Competitive eating: More than a pre-game pastime
Thousands of devoted fans gathered at High Point Solutions Stadium on Busch Campus Saturday to witness the Scarlet Knights face off against the University of Houston Cougars in the Rutgers Homecoming game. Unbeknownst to many, a more unusual competition took place just outside the stadium prior to the football game.
The annual Rutgers Wing Bowl was held at the R Block Party in Athletes Glen outside High Point Solutions Stadium. The event gathered three participants — one from Highland Park, one from Manalapan and Rutgers alumnus Eric Reitzel from Ewing.
Competitors were given a Rutgers bib, a bottle of water and an aluminum tray filled with chicken wings. Their mission was to consume the most wings possible in only two minutes. The clock started and the hungry contestants began digging into the trays of wings in front of them.
It’s no surprise that Reitzel emerged the victor. While his two opponents ate their wings at a steady and conventional rate, Reitzel distinguished himself with his speed and managed to inhale 25 wings.
“I was just trying to go for the flat wings and just rip the meat right off of it as fast as possible,” Reitzel said.
Reitzel, Class of ’94, has competed in past Rutgers Wing Bowl competitions. He discovered his ability to speedily consume chicken wings during his first year at Rutgers.
Reitzel’s residence hall president in Clothier Hall held a wing-eating contest with dangerously hot “thermonuclear” wings from Cluck-U Chicken. Although Reitzel won the competition, it took three long hours before the burning sensations he felt in his mouth wore off.
With only three competitors, the 2013 Rutgers Wing Bowl drew a very small crowd of spectators — likely a mixture of the participants’ family and friends along with a few curious passers-by. This scarcity of interest largely reflects the public’s attitude toward competitive eating.
People generally do not perceive competitive eating as a sport. Many view eating contests as disgusting, offensive and ultimately repulsive. Nevertheless, if competitive eating really is a sport, then the Rutgers Wing Bowl is the equivalent of a Little League baseball game.
The World Series of competitive eating is the annual Nathan’s Hot Dog Eating Contest. This past Fourth of July, eater Joe Chestnut broke the world record at the Nathan’s competition, consuming 69 hot dogs in only 10 minutes.
But Chestnut is not the only figure in competitive eating who has been making news recently. Matt Stonie, a 21-year-old competitive eater, downed 111 Twinkies in six minutes at the World Twinkie Eating Championship last Saturday in Tunica, Miss. Chestnut ate 121, winning the competition.
On Oct. 12, female competitive eater Miki Sudo devoured 1.687 gallons of chili at Ben’s Chili Bowl World Chili Eating Championship in Washington, D.C., coming in third place after two men.
Rutgers can even claim to have fostered its own big-time competitive eater — alumnus Jonathan “Super” Squibb.
The three-time victor of Philadelphia’s annual Wing Bowl competition, Squibb, has repeatedly impressed his audience by consuming more than 200 wings in 30 minutes at each competition.
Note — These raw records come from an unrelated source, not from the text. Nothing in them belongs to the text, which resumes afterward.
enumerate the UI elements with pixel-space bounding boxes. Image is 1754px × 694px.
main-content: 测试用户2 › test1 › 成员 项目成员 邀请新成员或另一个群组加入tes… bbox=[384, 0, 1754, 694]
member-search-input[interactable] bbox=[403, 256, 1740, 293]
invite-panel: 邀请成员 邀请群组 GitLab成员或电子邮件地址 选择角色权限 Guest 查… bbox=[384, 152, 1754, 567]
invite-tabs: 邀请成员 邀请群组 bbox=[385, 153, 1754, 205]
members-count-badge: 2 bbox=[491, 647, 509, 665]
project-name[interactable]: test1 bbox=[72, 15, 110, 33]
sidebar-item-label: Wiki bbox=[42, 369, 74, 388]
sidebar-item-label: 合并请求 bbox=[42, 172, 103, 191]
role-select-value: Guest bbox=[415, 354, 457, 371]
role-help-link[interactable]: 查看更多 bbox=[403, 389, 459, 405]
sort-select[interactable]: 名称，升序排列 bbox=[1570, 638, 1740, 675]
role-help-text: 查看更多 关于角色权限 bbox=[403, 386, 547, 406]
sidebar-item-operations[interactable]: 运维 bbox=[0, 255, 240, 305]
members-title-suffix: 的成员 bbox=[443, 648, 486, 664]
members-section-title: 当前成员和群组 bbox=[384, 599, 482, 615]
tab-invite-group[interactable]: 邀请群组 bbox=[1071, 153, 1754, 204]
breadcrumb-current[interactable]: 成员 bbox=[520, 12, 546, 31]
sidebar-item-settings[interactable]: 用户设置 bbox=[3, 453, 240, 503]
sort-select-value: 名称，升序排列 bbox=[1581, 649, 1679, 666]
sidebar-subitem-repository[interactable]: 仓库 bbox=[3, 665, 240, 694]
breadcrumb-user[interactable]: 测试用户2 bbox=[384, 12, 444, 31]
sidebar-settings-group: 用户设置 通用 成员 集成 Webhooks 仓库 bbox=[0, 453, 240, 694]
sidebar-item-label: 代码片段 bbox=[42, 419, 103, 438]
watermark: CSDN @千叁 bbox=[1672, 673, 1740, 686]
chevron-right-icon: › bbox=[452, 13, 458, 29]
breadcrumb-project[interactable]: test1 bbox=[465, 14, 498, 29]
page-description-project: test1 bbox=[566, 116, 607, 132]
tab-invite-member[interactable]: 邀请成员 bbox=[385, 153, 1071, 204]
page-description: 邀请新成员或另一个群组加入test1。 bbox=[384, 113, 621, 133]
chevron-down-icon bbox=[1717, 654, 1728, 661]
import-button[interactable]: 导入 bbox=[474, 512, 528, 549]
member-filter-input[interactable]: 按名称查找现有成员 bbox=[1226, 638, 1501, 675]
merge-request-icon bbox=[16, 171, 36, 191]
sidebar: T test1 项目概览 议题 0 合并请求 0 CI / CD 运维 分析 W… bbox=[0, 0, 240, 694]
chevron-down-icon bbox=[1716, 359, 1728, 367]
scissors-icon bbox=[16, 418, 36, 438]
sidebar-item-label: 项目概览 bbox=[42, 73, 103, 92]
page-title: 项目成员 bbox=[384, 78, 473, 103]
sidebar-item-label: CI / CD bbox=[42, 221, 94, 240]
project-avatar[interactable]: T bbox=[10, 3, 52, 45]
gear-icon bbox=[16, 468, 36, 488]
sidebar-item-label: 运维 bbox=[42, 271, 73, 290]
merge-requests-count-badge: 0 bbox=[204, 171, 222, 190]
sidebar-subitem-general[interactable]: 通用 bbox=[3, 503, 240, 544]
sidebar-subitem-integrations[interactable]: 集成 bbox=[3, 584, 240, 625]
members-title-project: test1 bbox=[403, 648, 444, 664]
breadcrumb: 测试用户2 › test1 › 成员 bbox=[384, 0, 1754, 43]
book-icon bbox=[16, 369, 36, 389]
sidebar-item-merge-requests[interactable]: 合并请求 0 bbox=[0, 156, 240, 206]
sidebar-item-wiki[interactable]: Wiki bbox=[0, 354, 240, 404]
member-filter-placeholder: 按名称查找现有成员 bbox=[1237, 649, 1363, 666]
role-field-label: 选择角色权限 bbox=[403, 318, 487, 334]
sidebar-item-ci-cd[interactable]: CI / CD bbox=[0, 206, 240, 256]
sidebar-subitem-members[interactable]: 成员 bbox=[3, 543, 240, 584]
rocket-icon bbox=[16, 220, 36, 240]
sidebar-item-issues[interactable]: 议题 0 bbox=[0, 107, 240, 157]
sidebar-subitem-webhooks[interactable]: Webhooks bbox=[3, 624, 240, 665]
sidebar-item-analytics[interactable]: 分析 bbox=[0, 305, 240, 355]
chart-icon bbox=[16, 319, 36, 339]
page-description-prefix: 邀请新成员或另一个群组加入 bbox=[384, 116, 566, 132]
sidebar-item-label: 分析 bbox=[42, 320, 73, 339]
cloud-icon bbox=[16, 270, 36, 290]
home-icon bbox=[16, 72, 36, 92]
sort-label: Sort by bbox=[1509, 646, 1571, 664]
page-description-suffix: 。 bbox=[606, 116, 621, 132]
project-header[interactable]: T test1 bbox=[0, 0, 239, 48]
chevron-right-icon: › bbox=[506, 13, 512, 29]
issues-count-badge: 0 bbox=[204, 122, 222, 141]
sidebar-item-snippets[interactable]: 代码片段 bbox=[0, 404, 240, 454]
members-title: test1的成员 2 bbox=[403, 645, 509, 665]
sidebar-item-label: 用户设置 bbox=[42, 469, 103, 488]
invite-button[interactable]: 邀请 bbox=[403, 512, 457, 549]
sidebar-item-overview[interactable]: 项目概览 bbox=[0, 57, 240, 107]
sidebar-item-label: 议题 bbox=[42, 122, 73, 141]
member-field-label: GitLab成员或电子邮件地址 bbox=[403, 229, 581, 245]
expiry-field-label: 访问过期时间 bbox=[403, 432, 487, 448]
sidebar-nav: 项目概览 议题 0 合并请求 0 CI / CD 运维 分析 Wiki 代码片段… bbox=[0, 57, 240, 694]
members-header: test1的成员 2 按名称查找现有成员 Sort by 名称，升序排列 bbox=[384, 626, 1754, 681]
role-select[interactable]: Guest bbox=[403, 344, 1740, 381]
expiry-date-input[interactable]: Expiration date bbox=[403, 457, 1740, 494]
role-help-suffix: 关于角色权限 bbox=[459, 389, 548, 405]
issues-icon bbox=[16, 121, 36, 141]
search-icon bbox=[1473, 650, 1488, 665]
His winning streak was broken in 2012 by Japanese competitive eating legend Takeru Kobayashi, who consumed a total of 337 wings.
Squibb registered to participate in the 2013 Rutgers Wing Bowl, but was placed on the waiting list.
Accomplishing such exceptional feasting feats is an enduring task. To better their performance in competition, professional competitive eaters push their bodies to the limit through rigorous training, just like any athlete would.
Many dedicated competitive eaters stretch their stomachs to hold greater capacities of food by regularly drinking a gallon of milk or water in a single sitting.
As stated in a Sept. 29, 2005 article by Brian Alexander of the Seattle Times, competitive eater Eric “Badlands” Booker claimed to have prepared for a wing eating competition by chewing up to five sticks of gum at a time to strengthen his jaw.
Whether or not competitive eating is a sport, concerns regarding the effects of pushing gastric limits remains a controversial topic for the general public.
In an article by Richard Sine of WebMD, Milton Stokes, nutritionist and spokesman for the American Dietetic Association, denounced competitive eating. He believes eating contests could potentially spread attitudes of indifference toward the dangers of excessive food consumption.
One would assume that overeating leads to weight gain, but surprisingly, many of the best competitive eaters remain slim and trim. The website of the competitive eater Takeru Kobayashi lists his weight as only 128 pounds — unexpected for a man with the ability to down 13 grilled cheese sandwiches in only 60 seconds.
There’s much more to the world of competitive eating than just three men eating chicken wings out of metal trays before a Rutgers football game. Like traditional athletes, professional competitive eaters train to achieve higher goals and perform to the best of their ability.
To many, the activity might seem unpleasant, but the truth remains — competitive eating has a serious side, beyond leisurely eating contests at county fairs and tailgating parties.